Like I have said btresist all technology is built upon other technology and all the time there are a lot of people that stand around wagging a finger saying it isn’t a big deal until 80 years later you look back and say “Wow” look at where we are now. As an American I can vouch that every move forward creates a chain link effect that moves us all further along. But as for your equating this from moving from Windows 7 to Window 10. You really have to be joking. One was a company upgrading their system but the crypto movement is forcing governments to upgrade their whole system. Much much different.
I think we need some definitions. Crytpocurrencies use blockchain and are decentralized. CBDCs don’t use blockchain (at least the United States doesn’t seem interested in blockchain for its CBDC) and are definitely centralized.
And crypto definitely has uses. Ransomeware attacks wouldn’t exist without crypto. And it still works well for drug and human trafficking as well.
Ahh the same person that told me that there wasn’t any need for faster exchanges or funds and that the Chainlink project couldn’t be cheaper than the way we are doing it now. Looks like the Federal government disagrees with you as I did. Just one proof point that you were completely wrong. Also CBDC’s could use blockchains, they would just be private blockchains. Until they are built out we really won’t know exactly how they operate. Looks like you need to read a lot more.

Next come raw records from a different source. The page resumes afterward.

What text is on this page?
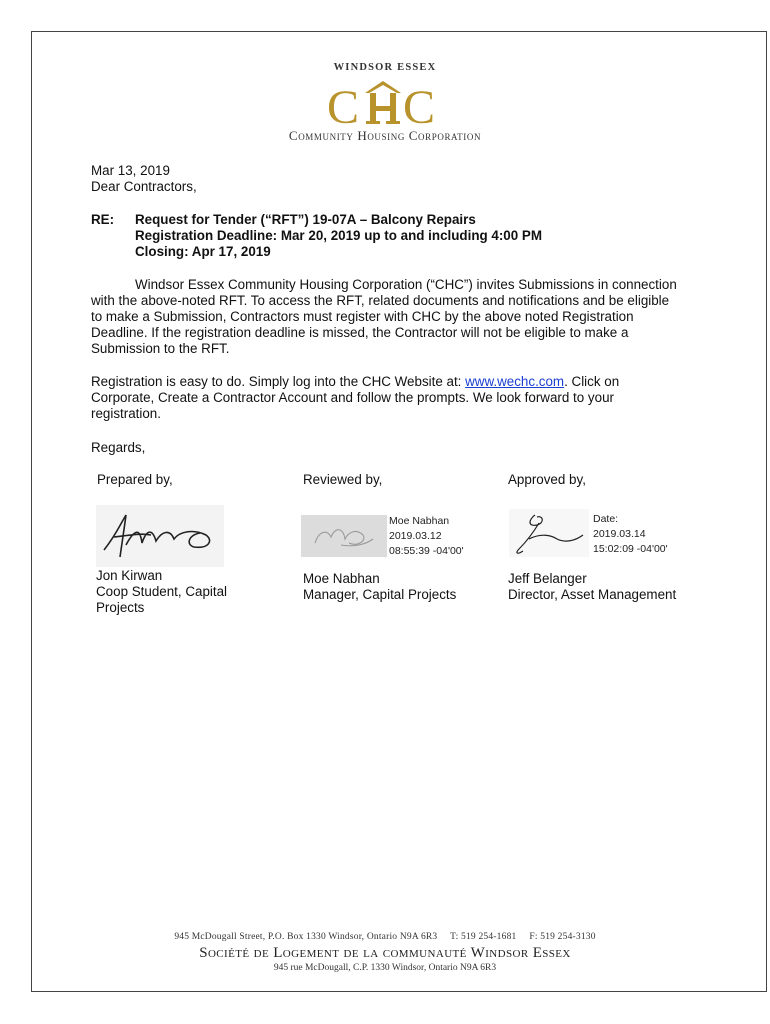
WINDSOR ESSEX
C C
Community Housing Corporation
Mar 13, 2019
Dear Contractors,
RE: Request for Tender (“RFT”) 19-07A – Balcony Repairs
Registration Deadline: Mar 20, 2019 up to and including 4:00 PM
Closing: Apr 17, 2019
Windsor Essex Community Housing Corporation (“CHC”) invites Submissions in connection
with the above-noted RFT. To access the RFT, related documents and notifications and be eligible
to make a Submission, Contractors must register with CHC by the above noted Registration
Deadline. If the registration deadline is missed, the Contractor will not be eligible to make a
Submission to the RFT.
Registration is easy to do. Simply log into the CHC Website at: www.wechc.com. Click on
Corporate, Create a Contractor Account and follow the prompts. We look forward to your
registration.
Regards,
Prepared by,
Jon Kirwan
Coop Student, Capital
Projects
Reviewed by,
Moe Nabhan
2019.03.12
08:55:39 -04'00'
Moe Nabhan
Manager, Capital Projects
Approved by,
Date:
2019.03.14
15:02:09 -04'00'
Jeff Belanger
Director, Asset Management
945 McDougall Street, P.O. Box 1330 Windsor, Ontario N9A 6R3     T: 519 254-1681     F: 519 254-3130
Société de Logement de la communauté Windsor Essex
945 rue McDougall, C.P. 1330 Windsor, Ontario N9A 6R3
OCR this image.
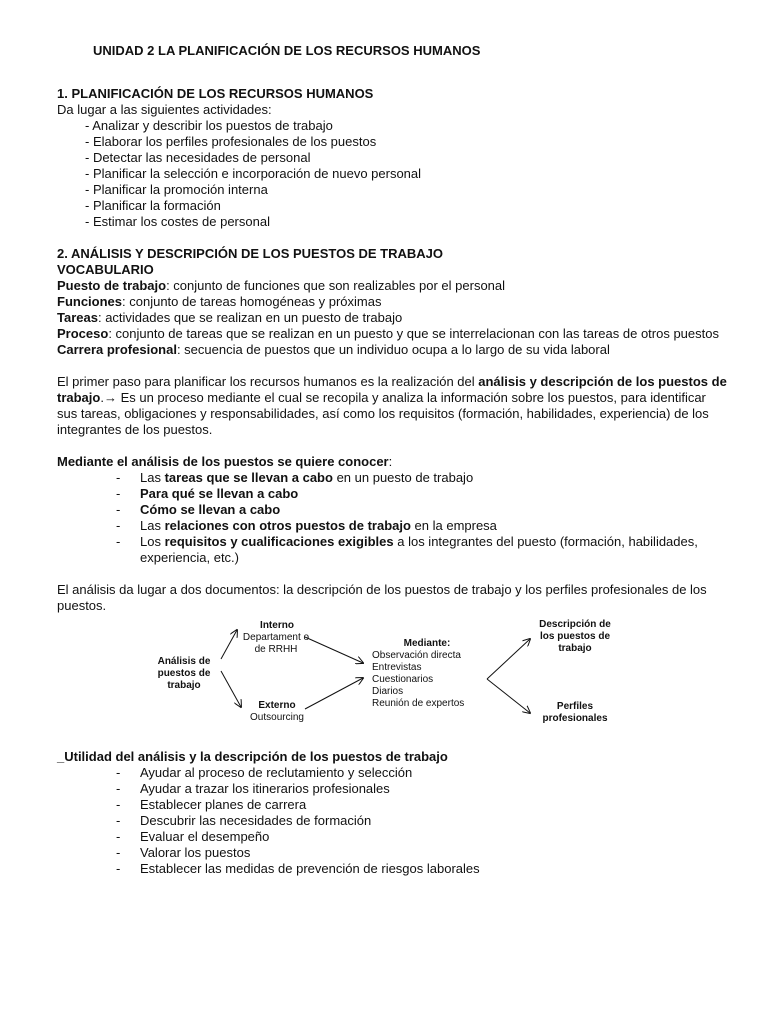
UNIDAD 2 LA PLANIFICACIÓN DE LOS RECURSOS HUMANOS
1. PLANIFICACIÓN DE LOS RECURSOS HUMANOS
Da lugar a las siguientes actividades:
- Analizar y describir los puestos de trabajo
- Elaborar los perfiles profesionales de los puestos
- Detectar las necesidades de personal
- Planificar la selección e incorporación de nuevo personal
- Planificar la promoción interna
- Planificar la formación
- Estimar los costes de personal
2. ANÁLISIS Y DESCRIPCIÓN DE LOS PUESTOS DE TRABAJO
VOCABULARIO
Puesto de trabajo: conjunto de funciones que son realizables por el personal
Funciones: conjunto de tareas homogéneas y próximas
Tareas: actividades que se realizan en un puesto de trabajo
Proceso: conjunto de tareas que se realizan en un puesto y que se interrelacionan con las tareas de otros puestos
Carrera profesional: secuencia de puestos que un individuo ocupa a lo largo de su vida laboral
El primer paso para planificar los recursos humanos es la realización del análisis y descripción de los puestos de trabajo.→ Es un proceso mediante el cual se recopila y analiza la información sobre los puestos, para identificar sus tareas, obligaciones y responsabilidades, así como los requisitos (formación, habilidades, experiencia) de los integrantes de los puestos.
Mediante el análisis de los puestos se quiere conocer:
-	Las tareas que se llevan a cabo en un puesto de trabajo
-	Para qué se llevan a cabo
-	Cómo se llevan a cabo
-	Las relaciones con otros puestos de trabajo en la empresa
-	Los requisitos y cualificaciones exigibles a los integrantes del puesto (formación, habilidades, experiencia, etc.)
El análisis da lugar a dos documentos: la descripción de los puestos de trabajo y los perfiles profesionales de los puestos.
Análisis de puestos de trabajo
Interno
Departament o de RRHH
Externo
Outsourcing
Mediante:
Observación directa
Entrevistas
Cuestionarios
Diarios
Reunión de expertos
Descripción de los puestos de trabajo
Perfiles profesionales
_Utilidad del análisis y la descripción de los puestos de trabajo
-	Ayudar al proceso de reclutamiento y selección
-	Ayudar a trazar los itinerarios profesionales
-	Establecer planes de carrera
-	Descubrir las necesidades de formación
-	Evaluar el desempeño
-	Valorar los puestos
-	Establecer las medidas de prevención de riesgos laborales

Yea Syke, using the same old tired stories and reasoning is really not doing anyone, especially you, understand what is going on in this arena. This is really happening and even the United States is getting involved now. There isn’t any going back, the genie is out of the bottle. So instead of planting a flag, why not help people understand it, and what is being accomplished.
Not really. Both Monopoly money and US currency use a form of paper. That doesn’t make the two equivalent. The difference is that the value of US currency is backed by a central bank, Monopoly money not so much. Same is true for the difference between crypto and CBDC. Sure both are digital. But the US dollar is backed by a central bank, crypto not so much. As for Web3, it is fundamentally a decentralized network. A central bank using blockchain is still centralized. It is not Web3.
To summarize, digital US currency is still fiat money. A central bank using blockchain is still Web2. This means that what your OP is describing is just a reiteration of the same institutions with newer technology. Like moving from Windows 7 to Windows 10. The latter allows touch screen, but it is still fundamentally Windows.
The early crypto people were libertarians who sought that.
In the complications of transfers that is not the reality.
The real purpose of crypto morphed into something it is meant to be as Eth was created. The purpose being to fulfill our digital economy with a digital means of exchange.
Meaning transferring USD as you mentioned with a bank transfer is not a digital currency or more importantly a digital asset.
The blockchains, in particular BTC and Eth, create “digital scarcity”. Any prior digital thing could have infinite perfect copies. The blockchain does that by means of a complex calculated math to mine the tokens.
I think that says more about you than it does about Crypto. The Marilyn Monroe playboy is worth 6,000 dollars and had infinite perfect copies, but that shows you the difference of the product. One worth nothing the other worth 6000 dollars.
But you are still incorrect about Ethereum product has infinite coins because it’s value is not predicated on scarcity. All Crypto is not the same.